When Hameeda Sultana's team at the University of Tennessee College of Veterinary Medicine silenced a single tick gene, the consequences rippled across every step of disease transmission—ticks struggled to feed, their bodies grew lighter, and viral loads plummeted. This discovery, published in The EMBO Journal, points toward a radical new approach to stopping tick-borne illness: not by attacking viruses or reducing tick populations, but by sabotaging the microscopic machinery ticks rely on to infect their hosts in the first place.
Ticks are among nature's most efficient disease vectors. Each year, these tiny parasites spread viruses and bacteria that sicken humans, livestock, wildlife, and pets worldwide. Yet their success hinges on a feat of molecular deception—when a tick pierces skin to feed, its saliva is far more than a simple anesthetic. Sultana's research team discovered that tick saliva contains exosomes: bubble-like vesicles packed with a sophisticated cocktail of proteins. These microscopic vessels act as Trojan horses, carrying molecules that help ticks feed undetected while simultaneously creating pathways for viruses to slip from tick to host.
The breakthrough centered on a specific exosomal protein—a glycine-rich molecule essential to this entire process. When postdoctoral fellow Waqas Ahmed and colleagues used genetic tools to silence the gene encoding this protein, the results were unmistakable. Ticks lacking the protein were significantly less effective at feeding and weighed less after attempting to do so. Most critically, virus levels inside these ticks dropped dramatically. "Exosomes are tiny bubble-like vesicles with messages in them," Sultana explains. "They are tiny membrane-bound particles that transport proteins and other biological signals between cells and tissues."
This work builds on Sultana's groundbreaking 2018-2020 research, when her laboratory first identified exosomes derived from tick saliva and salivary glands. Over the past few years, she and collaborators including graduate students Wenshuo Zhou and Kehinde Fasae, current student Md Bayzid, and faculty partners Girish Neelakanta and former clinical assistant professor Denae LoBato have steadily uncovered how ticks deploy these vesicles as weapons.
The implications reach far beyond understanding tick biology. This protein could become the foundation for a transmission-blocking vaccine—an entirely different category of protection than conventional vaccines. Rather than targeting the virus itself, such a vaccine would target molecules within the tick, preventing it from successfully feeding or transmitting pathogens in the first place. By interrupting transmission at this early stage, infections might be stopped before they ever reach a human or animal host.
"Targeting this type of protein might be an ideal approach to affect transmission of several pathogens from ticks," says Neelakanta, highlighting how this strategy could address multiple tick-borne diseases simultaneously. As tick populations expand and disease incidence climbs globally, conventional prevention methods—avoiding ticks or controlling populations—have proven insufficient.
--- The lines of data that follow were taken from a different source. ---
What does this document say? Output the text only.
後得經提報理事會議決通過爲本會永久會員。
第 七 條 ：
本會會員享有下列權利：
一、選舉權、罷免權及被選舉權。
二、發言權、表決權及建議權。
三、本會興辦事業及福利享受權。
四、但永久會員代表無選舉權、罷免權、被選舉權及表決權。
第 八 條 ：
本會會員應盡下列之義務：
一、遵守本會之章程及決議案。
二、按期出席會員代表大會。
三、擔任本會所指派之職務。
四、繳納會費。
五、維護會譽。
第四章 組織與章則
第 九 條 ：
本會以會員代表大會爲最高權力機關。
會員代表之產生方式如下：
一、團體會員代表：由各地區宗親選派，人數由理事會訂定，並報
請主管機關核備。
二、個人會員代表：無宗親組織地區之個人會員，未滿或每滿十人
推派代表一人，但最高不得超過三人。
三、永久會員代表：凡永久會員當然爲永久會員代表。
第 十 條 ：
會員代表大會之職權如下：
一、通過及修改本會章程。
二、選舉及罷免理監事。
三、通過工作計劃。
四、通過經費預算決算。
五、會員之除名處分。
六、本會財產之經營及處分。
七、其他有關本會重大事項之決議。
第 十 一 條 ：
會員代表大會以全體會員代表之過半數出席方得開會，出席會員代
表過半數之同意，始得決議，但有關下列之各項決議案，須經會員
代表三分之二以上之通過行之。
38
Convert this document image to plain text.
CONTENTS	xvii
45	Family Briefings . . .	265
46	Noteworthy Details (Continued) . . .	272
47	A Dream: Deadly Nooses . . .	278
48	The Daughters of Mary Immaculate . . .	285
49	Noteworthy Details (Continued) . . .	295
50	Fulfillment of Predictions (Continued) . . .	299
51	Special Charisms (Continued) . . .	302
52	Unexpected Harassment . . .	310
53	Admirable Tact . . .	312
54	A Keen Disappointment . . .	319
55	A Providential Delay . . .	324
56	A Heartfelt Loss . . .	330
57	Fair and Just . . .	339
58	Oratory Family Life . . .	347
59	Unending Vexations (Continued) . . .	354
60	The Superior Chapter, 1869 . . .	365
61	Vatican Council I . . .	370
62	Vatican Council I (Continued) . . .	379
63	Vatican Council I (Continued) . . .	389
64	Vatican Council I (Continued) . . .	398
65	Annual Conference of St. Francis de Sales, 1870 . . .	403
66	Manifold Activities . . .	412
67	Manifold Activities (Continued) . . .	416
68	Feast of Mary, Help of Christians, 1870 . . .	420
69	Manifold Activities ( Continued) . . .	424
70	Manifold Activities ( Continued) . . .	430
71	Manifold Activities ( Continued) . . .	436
Sultana sees this discovery as opening a new frontier. "Since the identification of exosomes from ticks from my laboratory, several studies—including our own—have emphasized the importance of these vesicles in tick feeding and interactions with pathogens," she says. "This is an exciting area of research that could open several avenues for the development of arthropod exosome-based strategies to target vector-borne diseases." The next phase will determine whether this laboratory breakthrough can translate into a practical vaccine strategy—and whether targeting microscopic vesicles might finally tip the scales against one of nature's most persistent disease carriers.